La Belle de nuit (Mirabilis jalapa L.) est une plante herbacée vivace, de la famille des Nyctaginacées, poussant aussi bien dans les jardins que dans les milieux incultes.
Je presse le pas dans les ruelles désertes à cette heure. Je suis en retard, comme toujours, un peu, pas trop. Comme si je retardais perpétuellement de quelques minutes l’instant peut-être décisif. Je l’aperçois de dos, je ne l’ai jamais vue, mais je sais que c’est elle, elle est là, comme convenu, sous les arches, je crois qu’elle fume, un peu.
J’ai l’impression de rejoindre une vieille copine. Le serveur du bar où nous entrons ne s’y trompe pas, et nous donne du « les filles », alors que bon, il doit avoisiner la moitié de notre âge. Ca nous fait rire, ce soir nos valises sont posées à la maison, ne restent que deux filles qui se retrouvent en ville pour papoter. On parle de nos vies, de nos jobs, de nos mecs, ceux d’avant et ceux de maintenant, de ce qu’on tait, de ce qui est dur, de ce qui est doux, de nos failles et de nos forces, de nos fuites, de notre humanité, en somme, derrière nos doubles virtuels.
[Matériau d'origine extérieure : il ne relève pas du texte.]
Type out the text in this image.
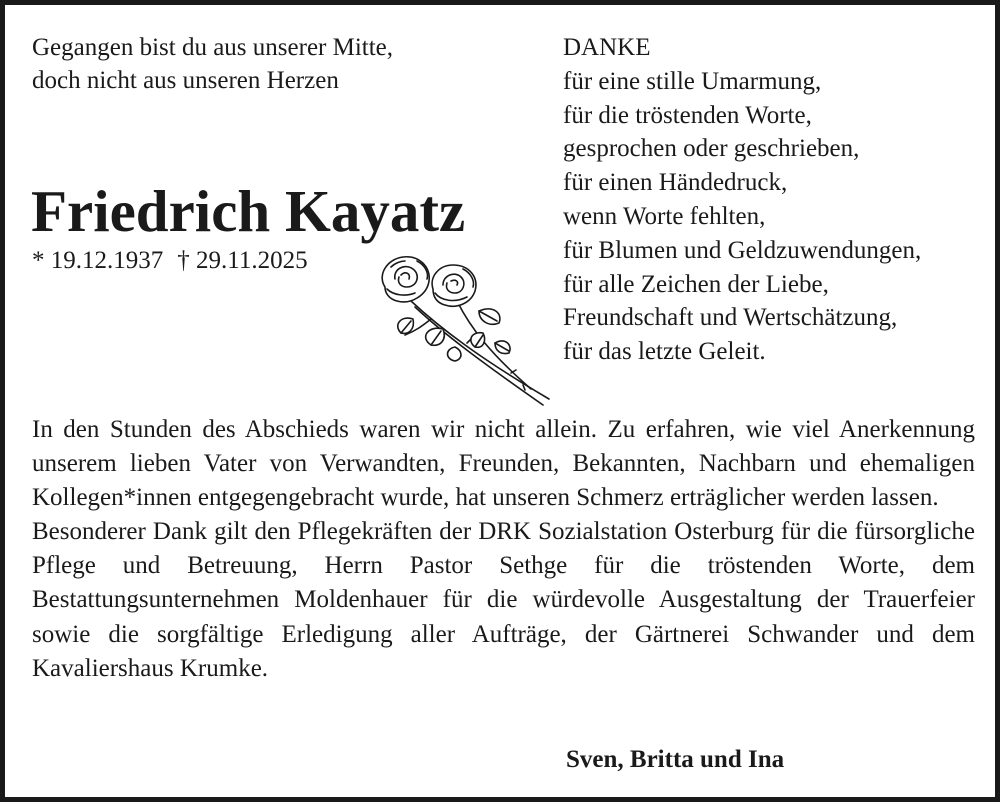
Gegangen bist du aus unserer Mitte,
doch nicht aus unseren Herzen
Friedrich Kayatz
* 19.12.1937 † 29.11.2025
DANKE
für eine stille Umarmung,
für die tröstenden Worte,
gesprochen oder geschrieben,
für einen Händedruck,
wenn Worte fehlten,
für Blumen und Geldzuwendungen,
für alle Zeichen der Liebe,
Freundschaft und Wertschätzung,
für das letzte Geleit.

In den Stunden des Abschieds waren wir nicht allein. Zu erfahren, wie viel Anerkennung unserem lieben Vater von Verwandten, Freunden, Bekannten, Nachbarn und ehemaligen Kollegen*innen entgegengebracht wurde, hat unseren Schmerz erträglicher werden lassen.

Besonderer Dank gilt den Pflegekräften der DRK Sozialstation Osterburg für die fürsorgliche Pflege und Betreuung, Herrn Pastor Sethge für die tröstenden Worte, dem Bestattungsunternehmen Moldenhauer für die würdevolle Ausgestaltung der Trauerfeier sowie die sorgfältige Erledigung aller Aufträge, der Gärtnerei Schwander und dem Kavaliershaus Krumke.

Sven, Britta und Ina
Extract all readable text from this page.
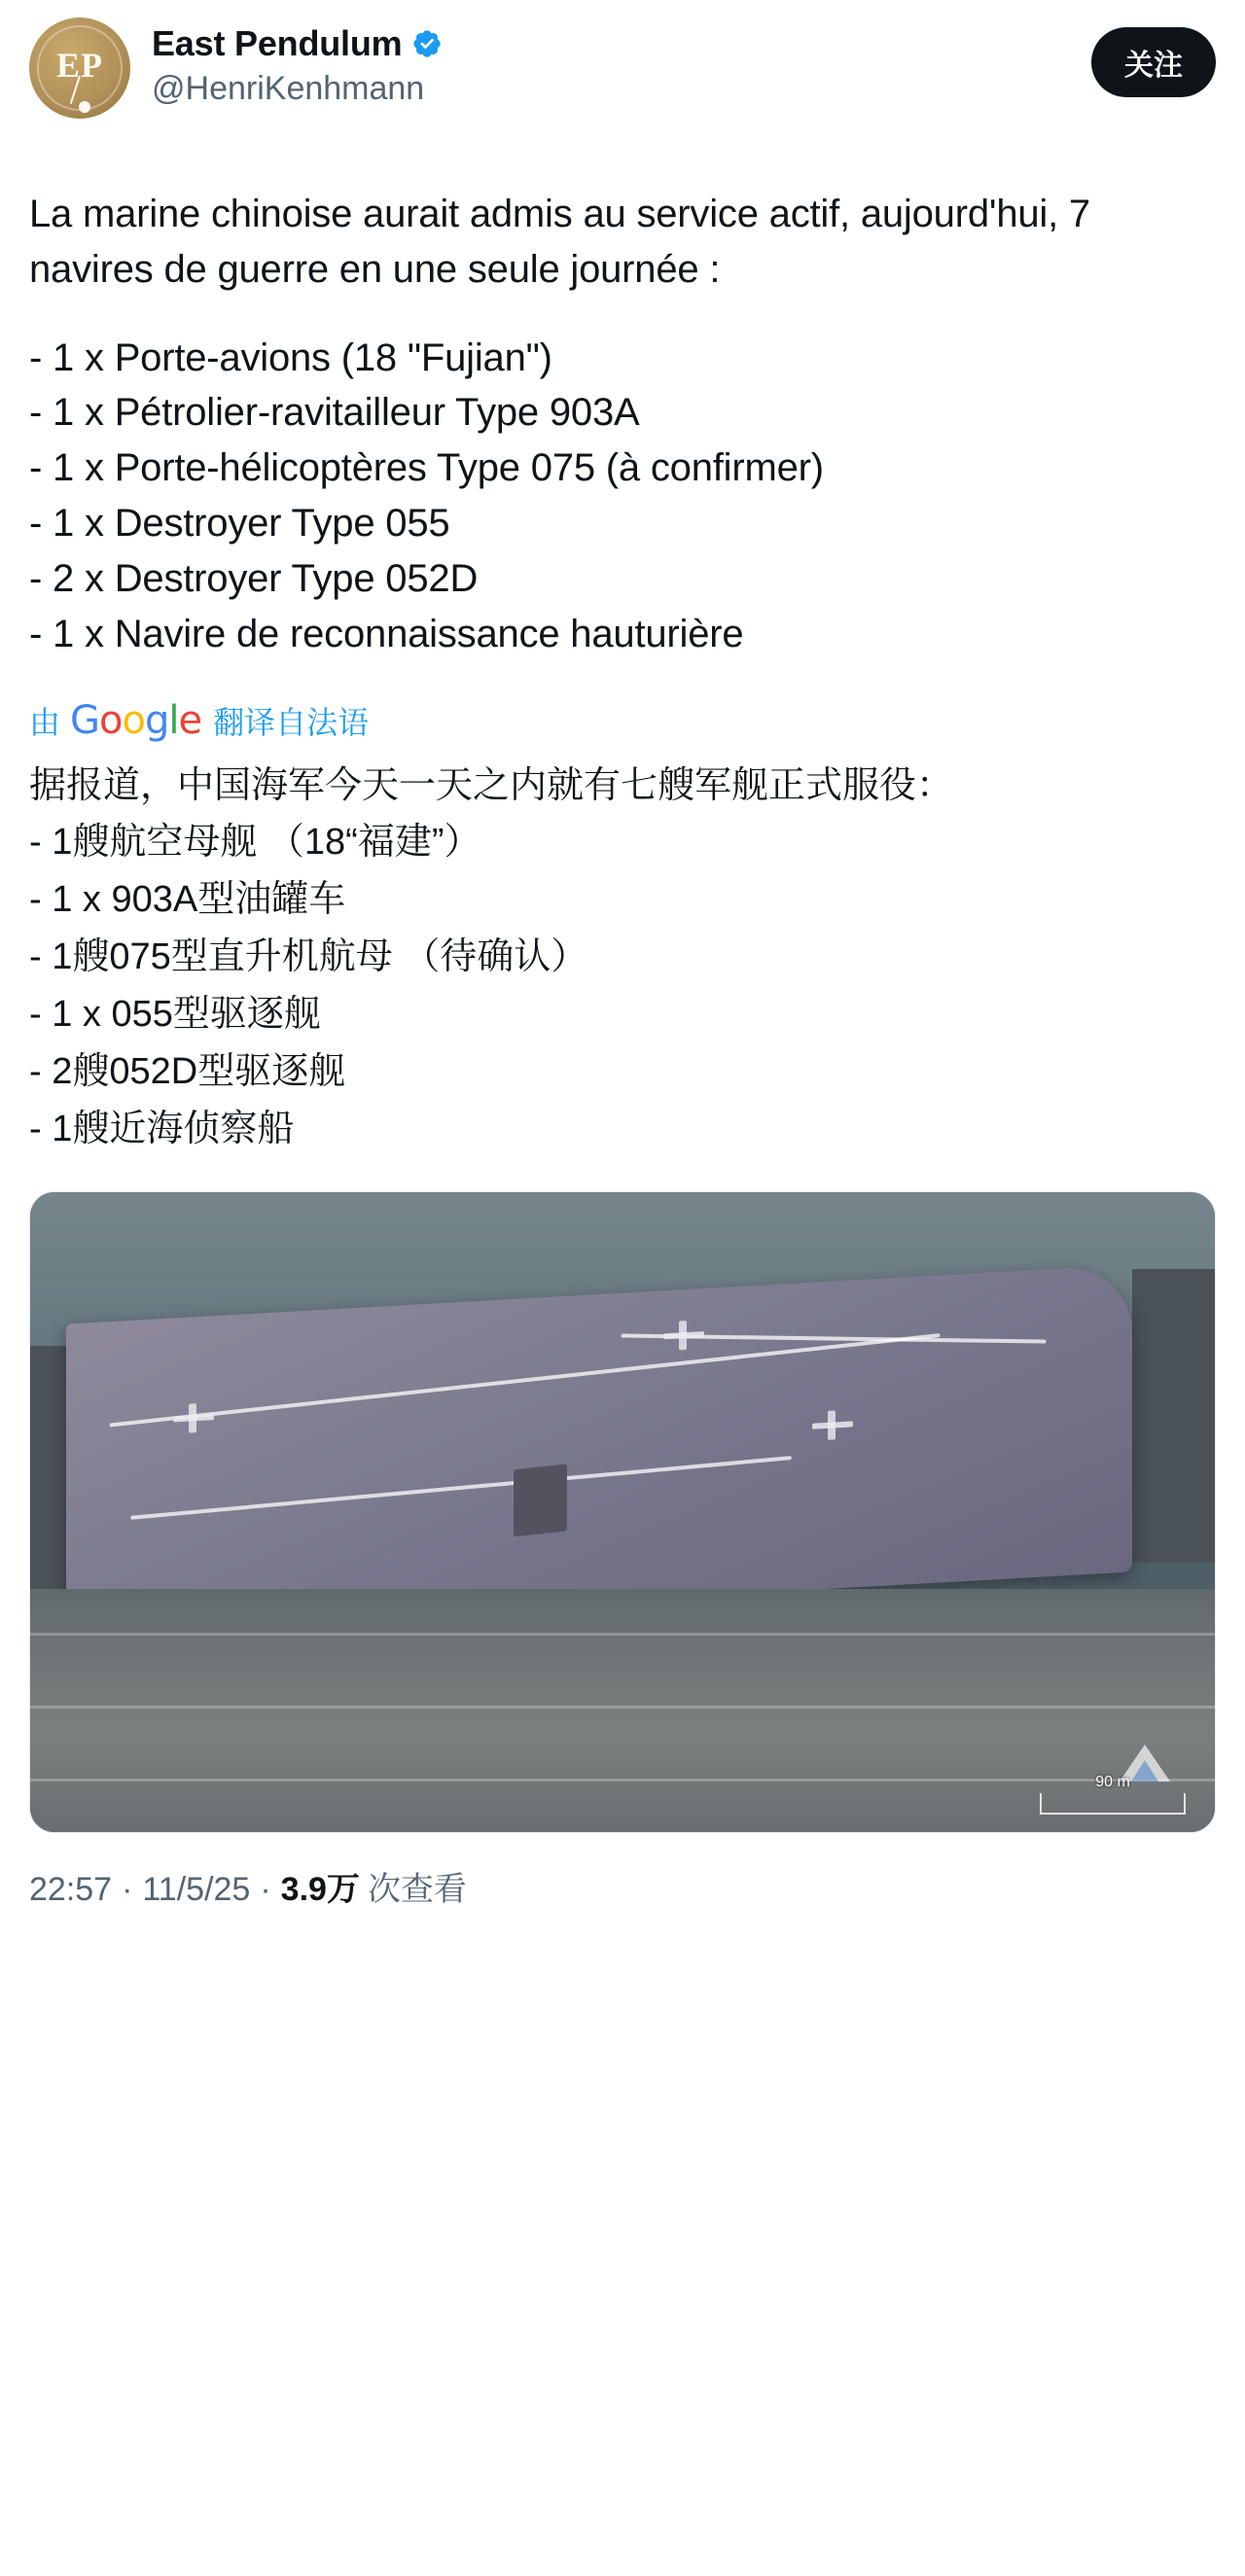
EP
East Pendulum
@HenriKenhmann
关注
La marine chinoise aurait admis au service actif, aujourd'hui, 7 navires de guerre en une seule journée :
- 1 x Porte-avions (18 "Fujian")
- 1 x Pétrolier-ravitailleur Type 903A
- 1 x Porte-hélicoptères Type 075 (à confirmer)
- 1 x Destroyer Type 055
- 2 x Destroyer Type 052D
- 1 x Navire de reconnaissance hauturière
由 Google 翻译自法语
据报道，中国海军今天一天之内就有七艘军舰正式服役：
- 1艘航空母舰 （18“福建”）
- 1 x 903A型油罐车
- 1艘075型直升机航母 （待确认）
- 1 x 055型驱逐舰
- 2艘052D型驱逐舰
- 1艘近海侦察船
90 m
22:57 · 11/5/25 · 3.9万 次查看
Elle parle, et je la regarde, ma Belle de nuit. Elle est magnifique. Solaire. C’est le mot qui lui convient. Elle rayonne. Elle congédie un vendeur de fleurs avec un tel sourire qu’à sa place, je lui aurais offert toutes mes roses sur le champ. Elle se fige, sur la défensive, quand je sors mon appareil photo. Je ne lui en vole qu’une, pas très nette, mais sur laquelle elle se trouvera belle. J’ai gagné. Je l’ai montrée telle qu’elle est. Telle que je la vois, et non telle qu’elle se perçoit. Bienveillance, bienveillance, que ton chemin est long. La beauté n’est pas celle, figée, sans sentiment, des magazines en papier glacé, mais celle de la grâce d’un mouvement, d’une expression qui laisse soudain échapper la beauté intérieure. La beauté est indulgence envers soi-même, et dans les yeux de celui qui regarde. La beauté, c’est regarder avec émotion.
Il est plus de minuit quand nous nous quittons, à peine au début de l’inventaire de nos points communs, dont ceux d’être approximatives en pose de vernis et pointilleuses en desserts – que nous délaisserons ce soir-là, pour un autre verre, encore, dans un autre bar.
Armelle est l’auteure du blog Blonde Paresseuse, mais également du roman Un éléphant de porcelaine, dont j’ai déjà parlé ici.